As in front story, everything brought to light through back story must be relevant to the overall plot. A reader doesn’t care if a character received a bike on her seventh birthday unless the writer gives them a reason to care. For example, the bike is the last gift the heroine’s father gave to her before he disappeared one cold, February night.
Mr. Back Story, how do you plan to present yourself in the manuscript?
If back story is necessary, it is most effectively delivered via layering it into the manuscript in such a way that the front story doesn’t even slow for a stop sign. In other words, the showing of a character’s history should make the reader want to keep turning the page to discover more about that character. Let’s look at the gift from the heroine’s Dad again. Our heroine, Maggie, is currently twenty-eight-years-old. Dad has been out of her life for twenty-one of those years. Maggie’s little girl, Ellie, is also growing up without a father. Maggie hasn’t thought of her dad in a while. What brings on the thoughts of the past?
Maybe Christmas morning has arrived. Maggie awakens and slips by the room where her little girl is asleep. She tiptoes past the guest room she’s given to her visiting mother. Downstairs, she moves to her living room to take a last moment look at the beautiful lights on the Christmas tree and the unwrapped packages underneath its branches. There to the side of the tree is a shiny dark blue bike with a silver bell and blue and silver streamers flowing from the handlebars.

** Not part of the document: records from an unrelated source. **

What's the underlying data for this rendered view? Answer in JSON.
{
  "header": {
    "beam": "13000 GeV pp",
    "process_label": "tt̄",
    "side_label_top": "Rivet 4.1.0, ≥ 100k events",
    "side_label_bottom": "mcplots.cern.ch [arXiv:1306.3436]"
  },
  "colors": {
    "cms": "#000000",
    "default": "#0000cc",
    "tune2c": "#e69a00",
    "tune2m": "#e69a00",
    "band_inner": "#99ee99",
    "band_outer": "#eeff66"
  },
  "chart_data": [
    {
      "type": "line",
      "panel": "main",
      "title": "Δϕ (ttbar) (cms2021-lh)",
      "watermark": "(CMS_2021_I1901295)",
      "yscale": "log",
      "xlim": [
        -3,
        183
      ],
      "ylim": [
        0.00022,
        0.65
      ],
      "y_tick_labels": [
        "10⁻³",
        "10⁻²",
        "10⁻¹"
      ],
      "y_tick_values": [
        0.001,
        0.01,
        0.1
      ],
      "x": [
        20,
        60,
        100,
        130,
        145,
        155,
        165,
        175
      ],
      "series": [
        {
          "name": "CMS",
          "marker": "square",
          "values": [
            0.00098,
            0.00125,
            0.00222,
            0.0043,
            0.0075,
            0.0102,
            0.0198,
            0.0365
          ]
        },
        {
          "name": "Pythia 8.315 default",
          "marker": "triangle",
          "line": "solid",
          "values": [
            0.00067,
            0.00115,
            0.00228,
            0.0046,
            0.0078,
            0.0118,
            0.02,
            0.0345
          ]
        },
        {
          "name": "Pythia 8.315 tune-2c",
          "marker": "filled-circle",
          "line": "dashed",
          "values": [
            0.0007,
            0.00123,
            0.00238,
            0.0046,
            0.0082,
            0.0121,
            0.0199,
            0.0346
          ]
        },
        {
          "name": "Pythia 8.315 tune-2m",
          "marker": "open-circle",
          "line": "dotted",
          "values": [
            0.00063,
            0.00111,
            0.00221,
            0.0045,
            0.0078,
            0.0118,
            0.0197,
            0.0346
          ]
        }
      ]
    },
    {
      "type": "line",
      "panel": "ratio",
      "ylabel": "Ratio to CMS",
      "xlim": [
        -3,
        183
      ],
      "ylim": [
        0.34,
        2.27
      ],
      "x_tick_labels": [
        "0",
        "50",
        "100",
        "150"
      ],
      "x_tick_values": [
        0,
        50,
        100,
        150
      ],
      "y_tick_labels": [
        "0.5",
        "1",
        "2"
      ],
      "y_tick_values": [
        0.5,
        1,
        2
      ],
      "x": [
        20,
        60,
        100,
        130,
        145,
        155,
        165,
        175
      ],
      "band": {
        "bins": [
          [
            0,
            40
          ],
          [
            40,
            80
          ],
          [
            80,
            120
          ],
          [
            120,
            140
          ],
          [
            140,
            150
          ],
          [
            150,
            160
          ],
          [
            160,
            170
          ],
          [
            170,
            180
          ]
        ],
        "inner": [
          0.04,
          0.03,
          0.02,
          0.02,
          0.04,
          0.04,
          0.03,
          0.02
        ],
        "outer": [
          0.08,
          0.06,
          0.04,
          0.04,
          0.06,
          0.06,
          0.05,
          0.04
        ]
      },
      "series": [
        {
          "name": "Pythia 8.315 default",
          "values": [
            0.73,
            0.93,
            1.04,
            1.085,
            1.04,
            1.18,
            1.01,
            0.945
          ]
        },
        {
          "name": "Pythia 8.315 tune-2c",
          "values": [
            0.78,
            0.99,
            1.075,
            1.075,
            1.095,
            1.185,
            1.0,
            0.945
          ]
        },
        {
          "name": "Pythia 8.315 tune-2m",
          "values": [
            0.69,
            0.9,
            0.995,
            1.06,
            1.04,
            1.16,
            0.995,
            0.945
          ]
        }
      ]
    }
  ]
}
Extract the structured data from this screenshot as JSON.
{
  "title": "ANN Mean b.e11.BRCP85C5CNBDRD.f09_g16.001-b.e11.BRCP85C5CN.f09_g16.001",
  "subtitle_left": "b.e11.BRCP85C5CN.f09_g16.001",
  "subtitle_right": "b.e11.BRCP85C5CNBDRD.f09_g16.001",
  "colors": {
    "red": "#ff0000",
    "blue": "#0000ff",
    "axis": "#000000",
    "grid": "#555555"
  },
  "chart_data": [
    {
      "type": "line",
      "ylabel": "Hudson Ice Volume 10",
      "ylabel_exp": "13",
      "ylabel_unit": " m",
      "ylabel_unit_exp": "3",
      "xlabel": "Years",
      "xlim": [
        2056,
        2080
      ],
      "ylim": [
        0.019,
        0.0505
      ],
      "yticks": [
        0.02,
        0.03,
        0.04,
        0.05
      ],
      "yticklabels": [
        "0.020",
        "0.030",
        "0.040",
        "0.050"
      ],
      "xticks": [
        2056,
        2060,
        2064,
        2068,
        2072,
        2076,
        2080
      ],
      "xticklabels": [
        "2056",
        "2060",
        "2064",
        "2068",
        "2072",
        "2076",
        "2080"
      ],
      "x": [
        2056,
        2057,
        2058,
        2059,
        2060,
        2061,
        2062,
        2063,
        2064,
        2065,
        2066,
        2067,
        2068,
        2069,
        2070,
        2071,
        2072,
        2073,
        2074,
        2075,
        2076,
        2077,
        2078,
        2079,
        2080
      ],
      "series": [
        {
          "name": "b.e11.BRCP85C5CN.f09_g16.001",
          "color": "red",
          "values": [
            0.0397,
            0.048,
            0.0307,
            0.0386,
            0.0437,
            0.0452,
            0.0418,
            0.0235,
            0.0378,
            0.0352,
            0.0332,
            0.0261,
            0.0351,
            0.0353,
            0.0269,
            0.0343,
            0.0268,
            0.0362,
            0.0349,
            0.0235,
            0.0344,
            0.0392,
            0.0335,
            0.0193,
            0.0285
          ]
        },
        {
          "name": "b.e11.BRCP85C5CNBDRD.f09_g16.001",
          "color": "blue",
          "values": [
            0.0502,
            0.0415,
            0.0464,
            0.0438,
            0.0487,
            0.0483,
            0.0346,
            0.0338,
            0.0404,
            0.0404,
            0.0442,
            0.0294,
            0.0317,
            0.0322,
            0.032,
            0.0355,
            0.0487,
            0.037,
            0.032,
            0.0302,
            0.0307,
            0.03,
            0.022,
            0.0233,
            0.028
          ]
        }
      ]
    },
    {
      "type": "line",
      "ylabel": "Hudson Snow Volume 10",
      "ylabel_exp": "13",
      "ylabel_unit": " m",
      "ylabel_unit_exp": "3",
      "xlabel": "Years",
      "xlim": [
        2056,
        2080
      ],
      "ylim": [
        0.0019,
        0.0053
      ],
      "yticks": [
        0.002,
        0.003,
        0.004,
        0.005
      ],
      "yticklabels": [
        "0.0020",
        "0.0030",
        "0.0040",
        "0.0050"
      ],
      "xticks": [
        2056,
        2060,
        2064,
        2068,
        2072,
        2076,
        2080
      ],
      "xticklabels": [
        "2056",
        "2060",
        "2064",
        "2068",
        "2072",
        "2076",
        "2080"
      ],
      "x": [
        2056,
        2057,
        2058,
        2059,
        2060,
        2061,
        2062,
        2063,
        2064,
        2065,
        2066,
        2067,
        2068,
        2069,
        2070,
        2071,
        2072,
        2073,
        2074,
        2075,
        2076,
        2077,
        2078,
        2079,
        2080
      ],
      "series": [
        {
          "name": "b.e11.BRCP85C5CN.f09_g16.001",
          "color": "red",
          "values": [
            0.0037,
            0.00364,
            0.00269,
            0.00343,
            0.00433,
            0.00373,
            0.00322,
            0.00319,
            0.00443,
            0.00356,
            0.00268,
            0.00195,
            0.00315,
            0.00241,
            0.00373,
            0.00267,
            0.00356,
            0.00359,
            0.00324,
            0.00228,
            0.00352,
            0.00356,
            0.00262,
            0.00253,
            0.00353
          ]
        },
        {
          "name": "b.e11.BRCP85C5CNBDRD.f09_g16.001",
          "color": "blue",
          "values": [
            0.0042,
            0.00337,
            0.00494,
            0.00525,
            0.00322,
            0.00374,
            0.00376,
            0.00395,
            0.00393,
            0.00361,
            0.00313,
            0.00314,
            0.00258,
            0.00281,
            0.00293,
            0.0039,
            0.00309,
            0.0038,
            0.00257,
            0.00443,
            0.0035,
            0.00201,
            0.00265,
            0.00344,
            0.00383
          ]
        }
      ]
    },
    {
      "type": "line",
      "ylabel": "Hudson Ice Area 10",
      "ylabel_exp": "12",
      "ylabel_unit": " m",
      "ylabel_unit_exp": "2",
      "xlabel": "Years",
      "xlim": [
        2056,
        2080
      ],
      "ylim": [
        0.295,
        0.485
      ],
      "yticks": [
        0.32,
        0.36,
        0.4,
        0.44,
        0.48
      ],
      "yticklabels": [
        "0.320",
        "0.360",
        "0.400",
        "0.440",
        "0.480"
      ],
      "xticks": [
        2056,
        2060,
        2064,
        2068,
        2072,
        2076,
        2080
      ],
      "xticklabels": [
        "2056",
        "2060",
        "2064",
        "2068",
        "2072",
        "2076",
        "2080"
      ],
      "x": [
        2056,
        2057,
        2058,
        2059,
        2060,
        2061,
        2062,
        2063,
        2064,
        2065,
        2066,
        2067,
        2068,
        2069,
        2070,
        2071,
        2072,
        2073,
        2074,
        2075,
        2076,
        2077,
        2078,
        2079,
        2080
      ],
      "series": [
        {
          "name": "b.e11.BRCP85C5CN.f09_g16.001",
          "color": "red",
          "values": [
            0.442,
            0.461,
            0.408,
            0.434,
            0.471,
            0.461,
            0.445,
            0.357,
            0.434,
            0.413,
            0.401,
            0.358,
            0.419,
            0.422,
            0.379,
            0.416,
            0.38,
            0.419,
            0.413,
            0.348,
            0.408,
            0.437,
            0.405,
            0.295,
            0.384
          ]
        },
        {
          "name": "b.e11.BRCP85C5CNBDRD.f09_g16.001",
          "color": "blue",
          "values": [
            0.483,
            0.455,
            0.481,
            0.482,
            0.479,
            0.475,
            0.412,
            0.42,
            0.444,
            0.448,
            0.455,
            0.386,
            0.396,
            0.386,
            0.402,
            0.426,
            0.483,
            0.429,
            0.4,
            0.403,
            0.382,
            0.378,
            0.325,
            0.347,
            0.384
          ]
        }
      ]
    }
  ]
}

Maggie walks over and bends down beside it. She runs her hand over the seat. Tears well up in her eyes. “Just like the one Daddy gave me years ago before he left me.”
Not only is there potentially powerful back story in a few words spoken by the heroine, but there is room to let the back story continue to unfold. Layers keep the audience reading because they are asking questions that must be answered later in the book. In this example, the reader is sure to want to know the answers to two questions: Why did Maggie’s dad leave her, and where did he go? And this leads us to the next question in our interrogation.
Mr. Back Story, what do you have of offer to the front story that can’t be done without you?
If the answer isn’t conflict, emotion, or surprise, or better yet, all three, it might be time to rethink its value.
Let’s say the story is a romance. What kind of conflict does a missing father bring into a romance? The possibilities abound, but here are three: Maggie’s trust in men could be shaken by the abandonment of her father. Maybe Maggie is drawn to the wrong type of man because she grew up without a father in her home. Thinking herself in love with bad boy Josh, she doesn’t see how badly he treats Ellie. When handsome hero, Brian, enters the picture, she isn’t willing to let him into her heart. What if Maggie is constantly looking for her father in the men she dates, but none live up to the fairytale image she has of him. Conflict. Conflict. Conflict. And where there is conflict, there is most often emotion.
On the other hand, what happens to the story if Maggie’s mother walks into the living room? “Maggie, how did you ever find a bike for Ellie exactly like the one your father gave you?” Maggie turns to her mother. “What? I thought you bought it for her?”
Surprise!
In the end, the vetting process for back story should result in a manuscript that presents its characters’ histories in a way that 1) is shown and not told (usually in small blocks at integrals throughout the manuscript); 2) is relevant to the story; 3) tends to leave the reader wanting to know more about the character; and 4) develops conflict and emotion or presents a surprise for the reader.
What a great checklist for determining back story overload, Fay. Thanks for sharing!